Responsibility for exclusion screening is frequently divided across departments or third parties. Common challenges include:


• Decentralized credentialing processes
• Reliance on third party staffing agencies
• Management companies handling parts of compliance
• No single owner accountable for exclusion oversight

 

In fragmented models, SAM is often omitted because it is perceived as duplicative or non clinical.

 

Infrequency of Screening

 

Some ASCs perform exclusion checks only at onboarding. Federal enforcement actions consistently emphasize the need for ongoing monitoring. Individuals and entities can become excluded after initial engagement, creating risk if checks are not repeated.

 

Practical Barriers Within SAM Itself

 

SAM is not designed for healthcare workflows. Challenges that cause deprioritization include:


• A non-intuitive interface
• Entity based listings instead of individual records
• Variations in legal names and aliases
• Lack of internal training on how to search effectively

 

Without clear policy and education, SAM screening is often overlooked.

 

The Risk of Skipping SAM Screening

 

The consequences of missed SAM exclusions extend beyond technical noncompliance.
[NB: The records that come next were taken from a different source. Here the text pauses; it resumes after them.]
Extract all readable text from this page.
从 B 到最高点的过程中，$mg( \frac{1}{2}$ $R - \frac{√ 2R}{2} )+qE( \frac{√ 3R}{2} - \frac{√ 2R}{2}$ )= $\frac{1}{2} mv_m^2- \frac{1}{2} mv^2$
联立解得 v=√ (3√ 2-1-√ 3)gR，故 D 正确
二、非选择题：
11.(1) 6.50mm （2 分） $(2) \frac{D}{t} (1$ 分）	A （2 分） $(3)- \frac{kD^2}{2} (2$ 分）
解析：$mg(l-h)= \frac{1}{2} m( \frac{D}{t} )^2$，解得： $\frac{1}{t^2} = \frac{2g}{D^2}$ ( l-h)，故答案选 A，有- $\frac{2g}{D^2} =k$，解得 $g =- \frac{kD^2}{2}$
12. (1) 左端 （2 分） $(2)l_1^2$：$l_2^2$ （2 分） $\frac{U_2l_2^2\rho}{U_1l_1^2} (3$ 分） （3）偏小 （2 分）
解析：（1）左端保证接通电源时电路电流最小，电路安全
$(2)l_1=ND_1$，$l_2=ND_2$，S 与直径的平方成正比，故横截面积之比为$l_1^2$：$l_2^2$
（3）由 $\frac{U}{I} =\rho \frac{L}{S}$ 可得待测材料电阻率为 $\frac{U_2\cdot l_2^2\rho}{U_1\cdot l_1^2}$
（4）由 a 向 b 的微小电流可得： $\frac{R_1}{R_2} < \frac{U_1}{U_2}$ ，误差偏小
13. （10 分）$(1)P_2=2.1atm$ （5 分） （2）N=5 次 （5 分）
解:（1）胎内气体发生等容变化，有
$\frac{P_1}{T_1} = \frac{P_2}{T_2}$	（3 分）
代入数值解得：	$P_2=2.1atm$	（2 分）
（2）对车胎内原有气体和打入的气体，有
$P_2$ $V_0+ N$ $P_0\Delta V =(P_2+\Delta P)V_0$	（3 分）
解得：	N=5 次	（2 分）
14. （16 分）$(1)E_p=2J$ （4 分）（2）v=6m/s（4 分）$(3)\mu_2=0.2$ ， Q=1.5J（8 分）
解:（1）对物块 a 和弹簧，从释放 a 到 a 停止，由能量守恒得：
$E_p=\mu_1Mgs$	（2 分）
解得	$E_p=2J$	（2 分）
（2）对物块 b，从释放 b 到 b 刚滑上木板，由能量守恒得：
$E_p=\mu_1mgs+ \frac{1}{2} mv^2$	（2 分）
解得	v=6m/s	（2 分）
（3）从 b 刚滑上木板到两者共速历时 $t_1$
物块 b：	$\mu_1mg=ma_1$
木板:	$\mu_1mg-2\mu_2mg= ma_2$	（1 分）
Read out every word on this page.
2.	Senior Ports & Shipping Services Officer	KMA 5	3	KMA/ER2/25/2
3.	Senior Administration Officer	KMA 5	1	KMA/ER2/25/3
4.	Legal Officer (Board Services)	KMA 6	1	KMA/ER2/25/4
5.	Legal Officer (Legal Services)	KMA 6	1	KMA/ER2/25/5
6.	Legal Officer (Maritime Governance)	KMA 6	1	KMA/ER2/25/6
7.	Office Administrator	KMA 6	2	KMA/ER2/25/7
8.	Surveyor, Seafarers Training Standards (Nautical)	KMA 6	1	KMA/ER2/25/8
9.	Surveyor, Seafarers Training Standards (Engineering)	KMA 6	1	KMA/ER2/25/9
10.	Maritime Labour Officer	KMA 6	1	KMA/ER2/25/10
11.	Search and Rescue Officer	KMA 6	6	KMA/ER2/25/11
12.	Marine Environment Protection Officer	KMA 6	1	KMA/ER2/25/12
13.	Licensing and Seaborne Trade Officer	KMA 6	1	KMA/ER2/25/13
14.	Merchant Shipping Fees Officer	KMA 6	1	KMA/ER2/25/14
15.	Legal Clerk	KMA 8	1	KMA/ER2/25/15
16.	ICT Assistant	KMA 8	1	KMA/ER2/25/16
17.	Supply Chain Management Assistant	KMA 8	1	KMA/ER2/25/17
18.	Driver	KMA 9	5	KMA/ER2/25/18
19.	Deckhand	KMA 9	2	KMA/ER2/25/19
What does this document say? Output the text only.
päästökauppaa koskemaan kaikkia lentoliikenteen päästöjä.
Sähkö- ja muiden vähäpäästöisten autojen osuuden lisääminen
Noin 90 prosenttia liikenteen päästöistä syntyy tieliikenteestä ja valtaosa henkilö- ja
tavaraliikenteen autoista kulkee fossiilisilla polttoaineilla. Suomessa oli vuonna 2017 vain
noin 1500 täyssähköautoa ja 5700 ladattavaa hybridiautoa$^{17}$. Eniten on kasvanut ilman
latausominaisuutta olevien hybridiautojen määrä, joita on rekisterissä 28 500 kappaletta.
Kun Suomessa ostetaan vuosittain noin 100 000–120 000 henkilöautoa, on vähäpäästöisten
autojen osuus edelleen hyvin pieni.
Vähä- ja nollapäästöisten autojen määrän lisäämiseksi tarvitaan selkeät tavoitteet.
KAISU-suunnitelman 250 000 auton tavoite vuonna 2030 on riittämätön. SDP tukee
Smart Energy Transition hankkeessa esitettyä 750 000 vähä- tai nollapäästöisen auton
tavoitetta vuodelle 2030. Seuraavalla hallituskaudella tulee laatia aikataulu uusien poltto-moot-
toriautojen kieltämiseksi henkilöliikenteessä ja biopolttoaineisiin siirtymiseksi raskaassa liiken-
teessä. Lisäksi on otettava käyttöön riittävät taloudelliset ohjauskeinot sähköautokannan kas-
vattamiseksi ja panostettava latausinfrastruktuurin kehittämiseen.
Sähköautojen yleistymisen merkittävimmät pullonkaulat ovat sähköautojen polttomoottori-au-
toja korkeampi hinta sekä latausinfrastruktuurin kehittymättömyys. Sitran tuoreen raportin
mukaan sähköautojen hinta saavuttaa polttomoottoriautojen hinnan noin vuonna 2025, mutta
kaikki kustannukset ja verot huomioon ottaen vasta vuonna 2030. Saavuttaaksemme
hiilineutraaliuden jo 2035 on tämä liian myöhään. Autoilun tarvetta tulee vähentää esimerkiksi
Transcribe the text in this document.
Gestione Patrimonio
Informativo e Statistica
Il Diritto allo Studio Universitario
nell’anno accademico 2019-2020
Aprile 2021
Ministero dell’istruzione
Potential impacts include:


• Identification of overpayments
• Civil monetary penalties
• False claims exposure
• Complications during payer or CMS audits
• Accreditation and reputational risk

 

These risks are cumulative and often surface during reviews that look back multiple years.

 

SAM sanctions checks are not a niche or optional compliance activity for ambulatory surgery centers. They are a practical reflection of how federal oversight expects providers to safeguard federal funds. When SAM is excluded from routine screening, ASCs create avoidable exposure that often surfaces only during audits, transactions, or enforcement reviews. Incorporating SAM into ongoing exclusion monitoring strengthens compliance programs, clarifies accountability, and reduces downstream risk. For ASCs focused on sustainability and defensibility, SAM screening is not an added burden but a baseline expectation.